A small example project as showcase and tutorial for etcetera
- php7.0 (php7.0 php7.0-xml php7.0-mbstring php7.0-zip)
- composer
- Clone the project
- run
composer update
- run
php runXlsx.php
and/orphp runXml.php
from project root - See what happens :-)
If you look at /data/people.xlsx
you'll find a sheet with dummy data
generated by sheet-faker containing 1000 tuples of firstname, lastname and email.
We have configured several extractions in /config/people/extractor.yml
and
/config/people/extractor.json
to show most of the possibilities how etcetera may be used.
The demo shows how different kinds of entities and / or relations may be extracted within one single run of etcetera.
You should have a look at /runXlsx.php
since this is the place where things are stitched together:
Since instanciating an extractor manually may be a lot of code to write etcetera offers the possibility to use a factoring to create the extractor using a config. First the configuration is read from yml or json using one of the according reader provided in etcetera.
After that an instance of StandardExtractorFactory
is created.
If you wish to use filters, validators or converters for properties or
filters and decorators for entities you need to add an according factory
to the StandardExtractorFactory
having configured your own aliases
and mappings for them.
After having configured all you need you are able to create an extractor
instance calling StandardExtractorFactory::create
using your configuration.
Since readers and writers may be very complex and may strongly vary depending on your goals and complexity of your source we only offer simple readers for CSV, XLSX, XLS and XML. In this example the Excel2007Reader (XLSX) reader is used for our dummy data file.

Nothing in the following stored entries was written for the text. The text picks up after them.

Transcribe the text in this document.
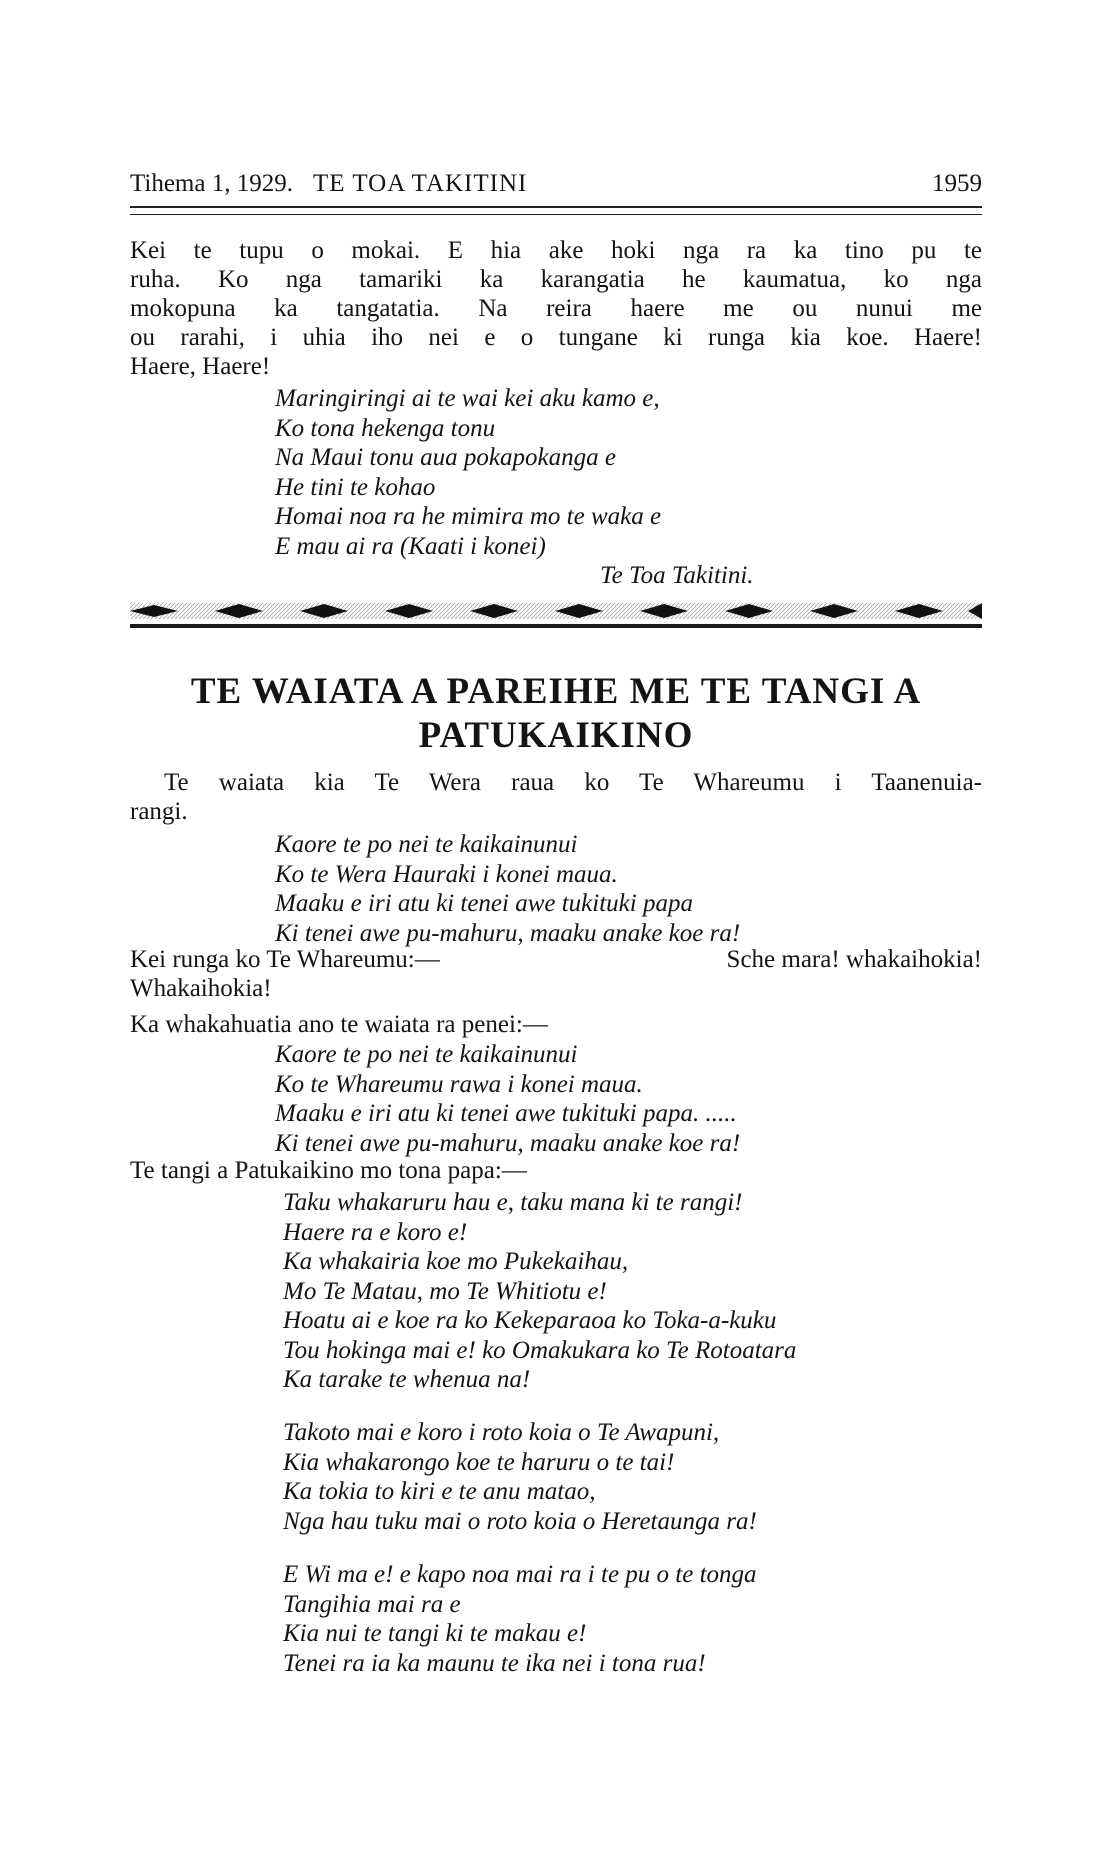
Tihema 1, 1929. TE TOA TAKITINI	1959
Kei te tupu o mokai. E hia ake hoki nga ra ka tino pu te
ruha. Ko nga tamariki ka karangatia he kaumatua, ko nga
mokopuna ka tangatatia. Na reira haere me ou nunui me
ou rarahi, i uhia iho nei e o tungane ki runga kia koe. Haere!
Haere, Haere!
Maringiringi ai te wai kei aku kamo e,
Ko tona hekenga tonu
Na Maui tonu aua pokapokanga e
He tini te kohao
Homai noa ra he mimira mo te waka e
E mau ai ra (Kaati i konei)
Te Toa Takitini.
TE WAIATA A PAREIHE ME TE TANGI A
PATUKAIKINO
Te waiata kia Te Wera raua ko Te Whareumu i Taanenuia-
rangi.
Kaore te po nei te kaikainunui
Ko te Wera Hauraki i konei maua.
Maaku e iri atu ki tenei awe tukituki papa
Ki tenei awe pu-mahuru, maaku anake koe ra!
Kei runga ko Te Whareumu:—	Sche mara! whakaihokia!
Whakaihokia!
Ka whakahuatia ano te waiata ra penei:—
Kaore te po nei te kaikainunui
Ko te Whareumu rawa i konei maua.
Maaku e iri atu ki tenei awe tukituki papa. .....
Ki tenei awe pu-mahuru, maaku anake koe ra!
Te tangi a Patukaikino mo tona papa:—
Taku whakaruru hau e, taku mana ki te rangi!
Haere ra e koro e!
Ka whakairia koe mo Pukekaihau,
Mo Te Matau, mo Te Whitiotu e!
Hoatu ai e koe ra ko Kekeparaoa ko Toka-a-kuku
Tou hokinga mai e! ko Omakukara ko Te Rotoatara
Ka tarake te whenua na!
Takoto mai e koro i roto koia o Te Awapuni,
Kia whakarongo koe te haruru o te tai!
Ka tokia to kiri e te anu matao,
Nga hau tuku mai o roto koia o Heretaunga ra!
E Wi ma e! e kapo noa mai ra i te pu o te tonga
Tangihia mai ra e
Kia nui te tangi ki te makau e!
Tenei ra ia ka maunu te ika nei i tona rua!
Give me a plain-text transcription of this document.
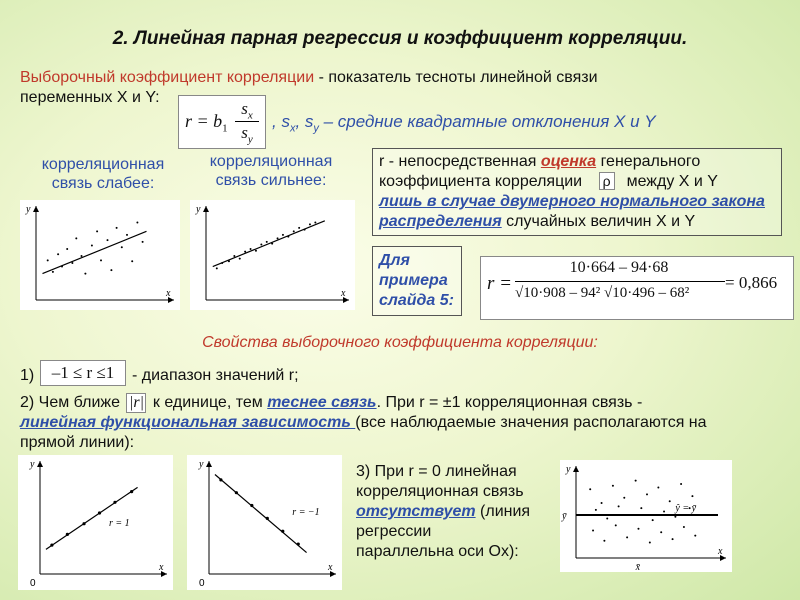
2. Линейная парная регрессия и коэффициент корреляции.
Выборочный коэффициент корреляции - показатель тесноты линейной связи
переменных X и Y:
$r = b_1$
$s_x$
$s_y$
, $s_x$, $s_y$ – средние квадратные отклонения X и Y
корреляционная связь слабее:
корреляционная связь сильнее:
x
y
x
y
r - непосредственная оценка генерального
коэффициента корреляции ρ между X и Y
лишь в случае двумерного нормального закона
распределения случайных величин X и Y
Для примера слайда 5:
r =
10·664 – 94·68
√10·908 – 94² √10·496 – 68²
= 0,866
Свойства выборочного коэффициента корреляции:
1)	–1 ≤ r ≤1	- диапазон значений r;
2) Чем ближе |r| к единице, тем теснее связь. При r = ±1 корреляционная связь -
линейная функциональная зависимость (все наблюдаемые значения располагаются на
прямой линии):
x
y
0
r = 1
x
y
0
r = −1
3) При r = 0 линейная
корреляционная связь
отсутствует (линия
регрессии
параллельна оси Ox):	x
y
ȳ
x̄
ŷ = ȳ
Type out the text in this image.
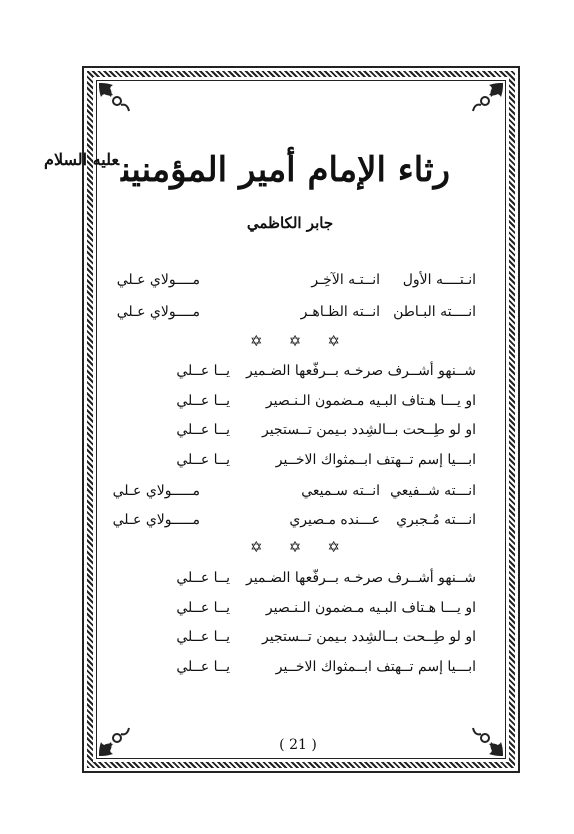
رثاء الإمام أمير المؤمنين$^{عليه السلام}$
جابر الكاظمي
انـتــــه الأول
انــتـه الآخِـر
مــــولاي عـلي
انــــته البـاطن
انــته الظـاهـر
مــــولاي عـلي
✡ ✡ ✡
شــنهو أشــرف صرخـه بــرفّعها الضـمير
يــا عــلي
او يـــا هـتاف البـيه مـضمون الـنـصير
يــا عــلي
او لو طِــحت بــالشِدد بـيمن تــستجير
يــا عــلي
ابـــيا إسم تــهتف ابــمثواك الاخــير
يــا عــلي
انـــته شــفيعي
انــته سـميعي
مـــــولاي عـلي
انـــته مُـجبري
عـــنده مـصيري
مـــــولاي عـلي
✡ ✡ ✡
شــنهو أشــرف صرخـه بــرفّعها الضـمير
يــا عــلي
او يـــا هـتاف البـيه مـضمون الـنـصير
يــا عــلي
او لو طِــحت بــالشِدد بـيمن تــستجير
يــا عــلي
ابـــيا إسم تــهتف ابــمثواك الاخــير
يــا عــلي
( 21 )
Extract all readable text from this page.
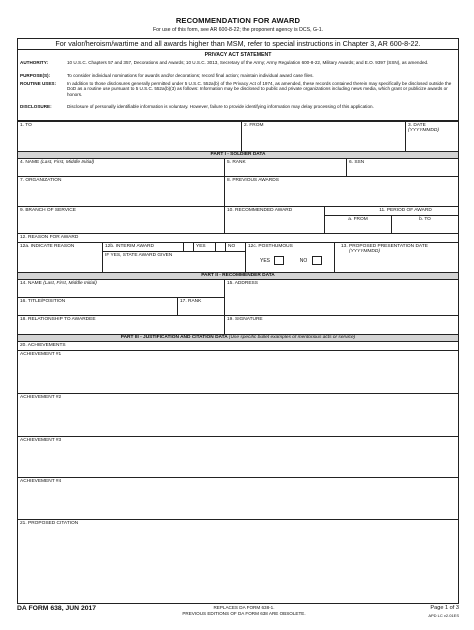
RECOMMENDATION FOR AWARD
For use of this form, see AR 600-8-22; the proponent agency is DCS, G-1.
For valor/heroism/wartime and all awards higher than MSM, refer to special instructions in Chapter 3, AR 600-8-22.
PRIVACY ACT STATEMENT
AUTHORITY:	10 U.S.C. Chapters 57 and 357, Decorations and Awards; 10 U.S.C. 3013, Secretary of the Army; Army Regulation 600-8-22, Military Awards; and E.O. 9397 (SSN), as amended.
PURPOSE(S):	To consider individual nominations for awards and/or decorations; record final action; maintain individual award case files.
ROUTINE USES:	In addition to those disclosures generally permitted under 5 U.S.C. 552a(b) of the Privacy Act of 1974, as amended, these records contained therein may specifically be disclosed outside the DoD as a routine use pursuant to 5 U.S.C. 552a(b)(3) as follows: Information may be disclosed to public and private organizations including news media, which grant or publicize awards or honors.
DISCLOSURE:	Disclosure of personally identifiable information is voluntary. However, failure to provide identifying information may delay processing of this application.
1. TO	2. FROM	3. DATE (YYYYMMDD)
PART I - SOLDIER DATA
4. NAME (Last, First, Middle Initial)	5. RANK	6. SSN
7. ORGANIZATION	8. PREVIOUS AWARDS
9. BRANCH OF SERVICE	10. RECOMMENDED AWARD	11. PERIOD OF AWARD
a. FROM	b. TO
12. REASON FOR AWARD
12a. INDICATE REASON	12b. INTERIM AWARD	YES	NO
IF YES, STATE AWARD GIVEN
12c. POSTHUMOUS
YES	NO
13. PROPOSED PRESENTATION DATE
(YYYYMMDD)
PART II - RECOMMENDER DATA
14. NAME (Last, First, Middle Initial)	15. ADDRESS
16. TITLE/POSITION	17. RANK
18. RELATIONSHIP TO AWARDEE	19. SIGNATURE
PART III - JUSTIFICATION AND CITATION DATA (Use specific bullet examples of meritorious acts or service)
20. ACHIEVEMENTS
ACHIEVEMENT #1
ACHIEVEMENT #2
ACHIEVEMENT #3
ACHIEVEMENT #4
21. PROPOSED CITATION
DA FORM 638, JUN 2017	REPLACES DA FORM 638-1.
PREVIOUS EDITIONS OF DA FORM 638 ARE OBSOLETE.
Page 1 of 3
APD LC v2.01ES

For using a file reader, you only need to instanciate it and set the source file (so it may be re-used for multi-file processing).
Writers may also be very complex as you could write the extract to any target you want (Neo4J, MongoDB, MQ...) etcetera only offers the interfaces to implement your own by now.
In this example you may have a look at ConsoleWriter
and CsvWriter
which are implementations of the interface for this demo.
At this point we have an instance for reader, extractor and writer and that's all we need for the processor.
Instanciate the Processor with reader, extractor and writer and call
$processor->process()
to let etcetera do its job.
After having completed it's work, you may either see a plenty of output
on the console (ConsoleWriter
) or a bunch of CSV files in the
/out
folder, representing a set of entities or relations (one file each).